When Corina and I were growing up, our parents were OLD. It was like a double-generation gap, because they were almost 20 years older than the parents of most of our peers. Kathy and Bruce were about the same age my parents had been when they’d had Corina and me, but they seemed years younger.

Kathy and Jill were horsewomen. They routinely visited a stable close to where they lived and each had a horse they rode regularly. They also volunteered there, mucking the stalls and feeding and brushing the horses. If I’m not mistaken, there was mention that they did not have any household pets – but they were open to getting a dog later, when their new child was older. Still, to this day, I’ve never ridden a horse in my life. Yes, I grew up in Phoenix, Arizona – what was once the Wild West – and I live here again now. Still, I didn’t relate much to the horses. The promise of a dog, though – that was another plus. Mine had always been a dog family.

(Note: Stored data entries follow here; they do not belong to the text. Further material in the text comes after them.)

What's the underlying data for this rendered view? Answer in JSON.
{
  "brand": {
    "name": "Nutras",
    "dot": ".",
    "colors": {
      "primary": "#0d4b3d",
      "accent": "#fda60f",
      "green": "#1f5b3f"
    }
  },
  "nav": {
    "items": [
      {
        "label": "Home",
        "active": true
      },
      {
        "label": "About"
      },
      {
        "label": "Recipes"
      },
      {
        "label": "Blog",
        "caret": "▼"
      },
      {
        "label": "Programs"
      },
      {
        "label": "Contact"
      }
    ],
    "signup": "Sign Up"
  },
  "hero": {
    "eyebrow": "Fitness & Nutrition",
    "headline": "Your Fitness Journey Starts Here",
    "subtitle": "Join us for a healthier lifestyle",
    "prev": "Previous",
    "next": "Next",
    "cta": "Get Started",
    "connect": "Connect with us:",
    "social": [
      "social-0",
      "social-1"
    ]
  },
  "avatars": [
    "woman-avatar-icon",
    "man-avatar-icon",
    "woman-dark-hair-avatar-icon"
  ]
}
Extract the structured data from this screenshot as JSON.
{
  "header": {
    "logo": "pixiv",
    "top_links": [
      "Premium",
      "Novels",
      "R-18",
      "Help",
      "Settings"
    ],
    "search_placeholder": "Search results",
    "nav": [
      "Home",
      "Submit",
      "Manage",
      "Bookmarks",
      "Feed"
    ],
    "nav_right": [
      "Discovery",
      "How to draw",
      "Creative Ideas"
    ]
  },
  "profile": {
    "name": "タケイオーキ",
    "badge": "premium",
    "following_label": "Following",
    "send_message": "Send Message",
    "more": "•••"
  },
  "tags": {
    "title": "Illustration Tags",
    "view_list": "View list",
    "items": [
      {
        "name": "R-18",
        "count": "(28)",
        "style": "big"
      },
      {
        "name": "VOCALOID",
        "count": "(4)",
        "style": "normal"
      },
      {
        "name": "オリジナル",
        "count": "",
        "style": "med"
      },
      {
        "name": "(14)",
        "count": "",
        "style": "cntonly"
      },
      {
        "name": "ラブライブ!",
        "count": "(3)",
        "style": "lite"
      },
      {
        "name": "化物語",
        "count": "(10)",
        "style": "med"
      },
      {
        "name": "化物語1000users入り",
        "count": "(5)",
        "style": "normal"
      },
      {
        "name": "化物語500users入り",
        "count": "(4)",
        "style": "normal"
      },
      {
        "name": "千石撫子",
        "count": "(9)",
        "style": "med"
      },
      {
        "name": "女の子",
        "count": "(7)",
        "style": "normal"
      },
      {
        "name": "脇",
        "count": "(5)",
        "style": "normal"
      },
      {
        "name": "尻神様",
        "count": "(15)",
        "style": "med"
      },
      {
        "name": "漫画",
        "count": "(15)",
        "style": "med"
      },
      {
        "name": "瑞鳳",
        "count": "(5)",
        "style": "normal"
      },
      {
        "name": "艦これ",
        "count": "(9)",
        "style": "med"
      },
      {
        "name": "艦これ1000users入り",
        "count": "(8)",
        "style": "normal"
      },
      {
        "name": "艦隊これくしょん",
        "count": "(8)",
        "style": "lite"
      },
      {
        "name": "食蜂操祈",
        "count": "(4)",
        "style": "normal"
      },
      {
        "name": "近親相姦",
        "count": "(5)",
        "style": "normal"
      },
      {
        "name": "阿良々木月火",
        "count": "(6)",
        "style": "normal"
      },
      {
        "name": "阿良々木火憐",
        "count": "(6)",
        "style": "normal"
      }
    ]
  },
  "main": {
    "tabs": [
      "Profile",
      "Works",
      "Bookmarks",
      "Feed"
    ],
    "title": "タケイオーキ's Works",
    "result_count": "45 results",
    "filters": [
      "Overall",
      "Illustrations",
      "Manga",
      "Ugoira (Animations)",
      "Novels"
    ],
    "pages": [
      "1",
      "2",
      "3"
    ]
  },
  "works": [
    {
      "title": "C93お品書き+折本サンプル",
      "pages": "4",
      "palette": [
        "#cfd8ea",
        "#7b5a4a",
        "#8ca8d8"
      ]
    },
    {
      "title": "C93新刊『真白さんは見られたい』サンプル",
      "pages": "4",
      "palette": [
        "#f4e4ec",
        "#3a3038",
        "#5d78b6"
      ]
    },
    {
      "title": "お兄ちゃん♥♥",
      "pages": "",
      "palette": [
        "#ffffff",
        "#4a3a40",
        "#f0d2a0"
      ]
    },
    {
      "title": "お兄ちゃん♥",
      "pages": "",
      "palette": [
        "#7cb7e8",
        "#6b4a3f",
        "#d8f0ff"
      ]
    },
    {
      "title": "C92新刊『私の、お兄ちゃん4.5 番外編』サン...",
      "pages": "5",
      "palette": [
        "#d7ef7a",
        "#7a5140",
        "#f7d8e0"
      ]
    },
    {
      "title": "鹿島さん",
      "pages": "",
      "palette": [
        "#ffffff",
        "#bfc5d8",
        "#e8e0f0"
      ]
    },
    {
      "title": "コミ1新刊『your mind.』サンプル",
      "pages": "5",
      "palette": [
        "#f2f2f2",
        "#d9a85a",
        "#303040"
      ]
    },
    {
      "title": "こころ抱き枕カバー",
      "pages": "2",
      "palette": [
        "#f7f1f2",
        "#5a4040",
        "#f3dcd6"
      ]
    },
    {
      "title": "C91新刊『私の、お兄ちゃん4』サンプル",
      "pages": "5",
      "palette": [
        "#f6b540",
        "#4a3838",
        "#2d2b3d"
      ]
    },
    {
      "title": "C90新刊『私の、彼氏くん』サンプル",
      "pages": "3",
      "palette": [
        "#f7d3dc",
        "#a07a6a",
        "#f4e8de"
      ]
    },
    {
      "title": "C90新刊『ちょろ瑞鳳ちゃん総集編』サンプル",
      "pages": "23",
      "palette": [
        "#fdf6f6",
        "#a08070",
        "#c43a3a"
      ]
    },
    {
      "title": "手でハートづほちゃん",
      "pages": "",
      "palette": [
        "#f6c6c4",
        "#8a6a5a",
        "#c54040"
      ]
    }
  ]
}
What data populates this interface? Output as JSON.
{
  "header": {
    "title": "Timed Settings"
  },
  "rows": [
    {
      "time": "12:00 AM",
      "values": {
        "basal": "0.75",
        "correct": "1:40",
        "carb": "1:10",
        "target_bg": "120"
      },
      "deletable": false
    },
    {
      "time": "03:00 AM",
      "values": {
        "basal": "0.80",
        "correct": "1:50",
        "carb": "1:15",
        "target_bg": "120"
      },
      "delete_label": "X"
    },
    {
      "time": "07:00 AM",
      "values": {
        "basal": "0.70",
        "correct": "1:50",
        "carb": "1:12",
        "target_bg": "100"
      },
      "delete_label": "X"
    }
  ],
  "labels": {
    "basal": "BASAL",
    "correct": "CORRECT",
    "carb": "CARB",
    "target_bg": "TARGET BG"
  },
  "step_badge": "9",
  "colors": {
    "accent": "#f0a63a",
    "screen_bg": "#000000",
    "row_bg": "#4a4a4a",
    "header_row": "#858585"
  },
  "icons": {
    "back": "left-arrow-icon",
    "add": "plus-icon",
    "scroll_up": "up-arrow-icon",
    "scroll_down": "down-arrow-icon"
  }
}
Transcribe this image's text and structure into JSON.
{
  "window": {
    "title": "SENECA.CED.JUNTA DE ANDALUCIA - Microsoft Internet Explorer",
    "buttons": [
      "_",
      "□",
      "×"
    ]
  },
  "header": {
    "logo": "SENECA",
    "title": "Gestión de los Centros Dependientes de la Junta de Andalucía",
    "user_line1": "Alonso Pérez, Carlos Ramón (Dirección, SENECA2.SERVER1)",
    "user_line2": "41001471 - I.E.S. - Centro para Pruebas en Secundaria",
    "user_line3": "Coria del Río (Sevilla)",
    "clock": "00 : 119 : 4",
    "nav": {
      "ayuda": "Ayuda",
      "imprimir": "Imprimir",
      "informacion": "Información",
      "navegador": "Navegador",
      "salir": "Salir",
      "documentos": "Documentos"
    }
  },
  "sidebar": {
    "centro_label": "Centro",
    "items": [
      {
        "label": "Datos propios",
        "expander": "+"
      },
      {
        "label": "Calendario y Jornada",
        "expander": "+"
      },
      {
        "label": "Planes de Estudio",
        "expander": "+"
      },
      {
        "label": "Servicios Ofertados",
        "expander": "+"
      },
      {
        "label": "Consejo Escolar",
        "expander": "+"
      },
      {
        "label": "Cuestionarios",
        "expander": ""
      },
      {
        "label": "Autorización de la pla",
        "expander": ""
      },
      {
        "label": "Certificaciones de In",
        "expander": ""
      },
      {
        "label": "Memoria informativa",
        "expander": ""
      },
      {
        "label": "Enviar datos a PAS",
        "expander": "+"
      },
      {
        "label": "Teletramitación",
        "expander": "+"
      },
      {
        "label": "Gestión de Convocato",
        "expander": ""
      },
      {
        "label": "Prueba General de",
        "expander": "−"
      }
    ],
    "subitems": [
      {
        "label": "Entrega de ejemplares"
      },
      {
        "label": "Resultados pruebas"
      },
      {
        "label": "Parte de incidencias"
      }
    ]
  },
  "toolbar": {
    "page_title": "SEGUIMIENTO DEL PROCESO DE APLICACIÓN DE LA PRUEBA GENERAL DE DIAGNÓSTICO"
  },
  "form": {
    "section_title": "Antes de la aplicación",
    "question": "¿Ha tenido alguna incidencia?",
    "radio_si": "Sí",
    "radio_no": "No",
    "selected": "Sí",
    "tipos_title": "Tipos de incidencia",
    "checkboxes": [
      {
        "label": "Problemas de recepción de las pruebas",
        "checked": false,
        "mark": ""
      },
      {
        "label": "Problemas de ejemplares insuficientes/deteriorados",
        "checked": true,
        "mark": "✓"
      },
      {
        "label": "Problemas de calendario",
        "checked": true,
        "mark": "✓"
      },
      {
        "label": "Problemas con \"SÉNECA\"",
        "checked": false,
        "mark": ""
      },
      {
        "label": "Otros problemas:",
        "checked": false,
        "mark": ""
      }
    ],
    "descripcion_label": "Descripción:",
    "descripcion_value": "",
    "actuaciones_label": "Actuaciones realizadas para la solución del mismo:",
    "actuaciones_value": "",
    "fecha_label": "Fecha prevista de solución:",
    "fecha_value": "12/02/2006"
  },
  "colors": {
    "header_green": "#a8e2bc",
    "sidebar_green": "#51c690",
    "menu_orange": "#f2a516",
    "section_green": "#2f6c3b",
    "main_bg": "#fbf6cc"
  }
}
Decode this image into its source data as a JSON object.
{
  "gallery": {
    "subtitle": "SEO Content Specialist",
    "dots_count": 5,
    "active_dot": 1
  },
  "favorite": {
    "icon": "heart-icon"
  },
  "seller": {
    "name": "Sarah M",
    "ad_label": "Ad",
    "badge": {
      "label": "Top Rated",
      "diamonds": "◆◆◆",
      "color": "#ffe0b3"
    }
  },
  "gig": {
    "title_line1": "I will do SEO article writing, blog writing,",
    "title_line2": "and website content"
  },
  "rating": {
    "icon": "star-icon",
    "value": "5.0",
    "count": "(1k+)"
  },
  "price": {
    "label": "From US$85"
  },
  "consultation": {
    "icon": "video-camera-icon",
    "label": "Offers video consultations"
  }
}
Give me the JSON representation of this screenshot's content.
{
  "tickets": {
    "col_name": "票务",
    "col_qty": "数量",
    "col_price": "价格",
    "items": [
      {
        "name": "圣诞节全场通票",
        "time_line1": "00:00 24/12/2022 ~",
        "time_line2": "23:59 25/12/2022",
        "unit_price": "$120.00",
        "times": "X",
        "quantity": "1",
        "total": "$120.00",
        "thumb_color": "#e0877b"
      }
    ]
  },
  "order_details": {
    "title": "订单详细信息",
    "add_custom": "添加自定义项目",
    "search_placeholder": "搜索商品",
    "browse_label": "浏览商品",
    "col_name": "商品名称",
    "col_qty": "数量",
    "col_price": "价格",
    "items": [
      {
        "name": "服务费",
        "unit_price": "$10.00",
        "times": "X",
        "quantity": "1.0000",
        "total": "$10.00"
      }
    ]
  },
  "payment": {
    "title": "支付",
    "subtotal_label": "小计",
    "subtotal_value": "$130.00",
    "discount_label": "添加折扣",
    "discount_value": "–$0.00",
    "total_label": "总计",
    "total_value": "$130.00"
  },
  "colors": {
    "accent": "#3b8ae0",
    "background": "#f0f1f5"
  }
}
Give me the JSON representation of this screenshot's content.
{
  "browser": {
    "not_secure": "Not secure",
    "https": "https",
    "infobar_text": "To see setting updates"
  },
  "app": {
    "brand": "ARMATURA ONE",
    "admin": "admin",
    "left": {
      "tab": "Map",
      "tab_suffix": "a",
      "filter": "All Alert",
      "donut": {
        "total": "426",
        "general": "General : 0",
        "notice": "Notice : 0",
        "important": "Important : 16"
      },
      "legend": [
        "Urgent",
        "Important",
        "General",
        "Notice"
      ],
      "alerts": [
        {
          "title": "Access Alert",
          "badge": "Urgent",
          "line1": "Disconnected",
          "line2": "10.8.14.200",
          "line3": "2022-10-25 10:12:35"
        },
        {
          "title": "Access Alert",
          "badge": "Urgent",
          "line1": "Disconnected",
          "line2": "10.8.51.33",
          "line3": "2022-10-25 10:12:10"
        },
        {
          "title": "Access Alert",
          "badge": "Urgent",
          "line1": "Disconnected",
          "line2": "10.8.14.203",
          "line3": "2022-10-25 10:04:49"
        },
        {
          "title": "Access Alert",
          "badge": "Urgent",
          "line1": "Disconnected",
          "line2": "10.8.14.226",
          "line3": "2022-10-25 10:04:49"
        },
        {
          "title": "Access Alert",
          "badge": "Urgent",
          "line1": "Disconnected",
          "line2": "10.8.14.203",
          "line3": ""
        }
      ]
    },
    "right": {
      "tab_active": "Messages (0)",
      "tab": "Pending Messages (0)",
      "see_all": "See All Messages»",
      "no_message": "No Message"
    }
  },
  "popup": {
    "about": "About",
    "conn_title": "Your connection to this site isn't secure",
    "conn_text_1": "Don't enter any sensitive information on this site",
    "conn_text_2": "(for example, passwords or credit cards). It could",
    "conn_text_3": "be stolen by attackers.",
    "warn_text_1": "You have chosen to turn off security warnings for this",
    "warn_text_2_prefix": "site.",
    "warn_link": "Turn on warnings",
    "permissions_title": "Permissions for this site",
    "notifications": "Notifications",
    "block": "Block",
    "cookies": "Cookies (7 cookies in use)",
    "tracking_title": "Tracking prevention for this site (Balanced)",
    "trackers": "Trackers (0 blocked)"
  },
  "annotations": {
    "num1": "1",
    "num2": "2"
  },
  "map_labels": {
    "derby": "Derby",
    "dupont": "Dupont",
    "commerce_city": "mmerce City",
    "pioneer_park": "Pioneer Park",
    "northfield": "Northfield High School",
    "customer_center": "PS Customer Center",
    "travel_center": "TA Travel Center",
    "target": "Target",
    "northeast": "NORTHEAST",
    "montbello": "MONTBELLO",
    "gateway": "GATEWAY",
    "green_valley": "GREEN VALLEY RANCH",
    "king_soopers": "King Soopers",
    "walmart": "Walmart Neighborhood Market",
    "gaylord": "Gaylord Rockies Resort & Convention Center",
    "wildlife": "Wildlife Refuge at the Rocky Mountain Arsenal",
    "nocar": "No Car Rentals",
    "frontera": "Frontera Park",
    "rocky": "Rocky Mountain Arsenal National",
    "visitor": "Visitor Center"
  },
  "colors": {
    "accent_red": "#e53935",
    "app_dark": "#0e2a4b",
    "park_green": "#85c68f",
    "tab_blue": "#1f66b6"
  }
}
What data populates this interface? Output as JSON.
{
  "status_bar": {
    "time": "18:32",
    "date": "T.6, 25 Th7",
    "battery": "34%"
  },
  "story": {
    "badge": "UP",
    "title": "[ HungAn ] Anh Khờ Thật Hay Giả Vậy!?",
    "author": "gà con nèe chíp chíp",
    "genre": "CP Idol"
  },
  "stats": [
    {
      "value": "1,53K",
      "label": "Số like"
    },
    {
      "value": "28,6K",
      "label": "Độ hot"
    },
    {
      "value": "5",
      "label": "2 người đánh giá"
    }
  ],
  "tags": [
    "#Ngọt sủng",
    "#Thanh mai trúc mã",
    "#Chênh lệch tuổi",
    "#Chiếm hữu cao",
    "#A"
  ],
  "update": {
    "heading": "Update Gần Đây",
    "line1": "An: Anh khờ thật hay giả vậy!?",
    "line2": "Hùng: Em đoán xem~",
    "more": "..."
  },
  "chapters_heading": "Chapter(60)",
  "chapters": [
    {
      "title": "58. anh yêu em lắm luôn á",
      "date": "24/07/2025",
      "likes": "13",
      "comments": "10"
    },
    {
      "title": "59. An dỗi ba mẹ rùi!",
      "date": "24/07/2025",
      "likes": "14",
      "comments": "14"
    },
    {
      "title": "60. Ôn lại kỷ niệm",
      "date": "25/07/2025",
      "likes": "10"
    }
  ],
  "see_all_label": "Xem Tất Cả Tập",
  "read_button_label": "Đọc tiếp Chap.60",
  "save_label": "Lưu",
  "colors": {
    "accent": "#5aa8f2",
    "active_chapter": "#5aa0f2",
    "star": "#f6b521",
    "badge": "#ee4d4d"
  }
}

I was in. I wanted to meet these people.

Suddenly, Mary got up and walked out of her office – I don’t remember the reason. And she left Kathy and Bruce’s unredacted profile sitting right there on her desk. I could have so easily gone over and read it – learned their last name and where they lived. But, remember: I was a good girl, always behaving myself. I’m not sure why I didn’t – but I did not look at those pages. I let that most amazing opportunity slip past me. I’ve never known whether Mary did it on purpose, but I’ve always suspected that, even if it was unconscious, she did. (Some things are just meant to be, though. More on that in an upcoming post.)

I arranged a phone call with Kathy – and she was every bit as delightful as I’d hoped she would be. The question about my parents – inevitable, it seems – came up again. This time, though, instead of telling me that I had to tell them, Kathy said something to the effect of, “Well, you know your parents better than anyone. If you don’t think they’ll take the news well, not telling them is your decision. Maybe someday you’ll want to tell them, but if that day never comes, that’s OK, too.” Wow, respect for my decisions – that was new, and welcome.

Yeah – these were good people. Tony and I decided to meet them, and things moved forward from there.

You know, Kathy follows this blog and reads these posts. I’ll have to check with her to see if I remembered the details of hers and Bruce’s profile correctly – or if the lens of memory has colored it in any way. Regardless of the accuracy of my memory, I’ll be forever grateful for the folks on the other end of Profile #12.

As an aside, I didn’t realize until recently how fortunate Kathy and Bruce were: a recent review of the Spence-Chapin website indicates that there’s typically a one- to two-year wait for a couple to adopt a child, and the majority of their babies are placed by black and Hispanic women. I don’t know if those statistics were the same 23 years ago. But Kathy and Bruce entered the process, and within six months were able to adopt a healthy – no drug or alcohol issues – white infant at birth. The likelihood of that occurring today is unbelievably rare.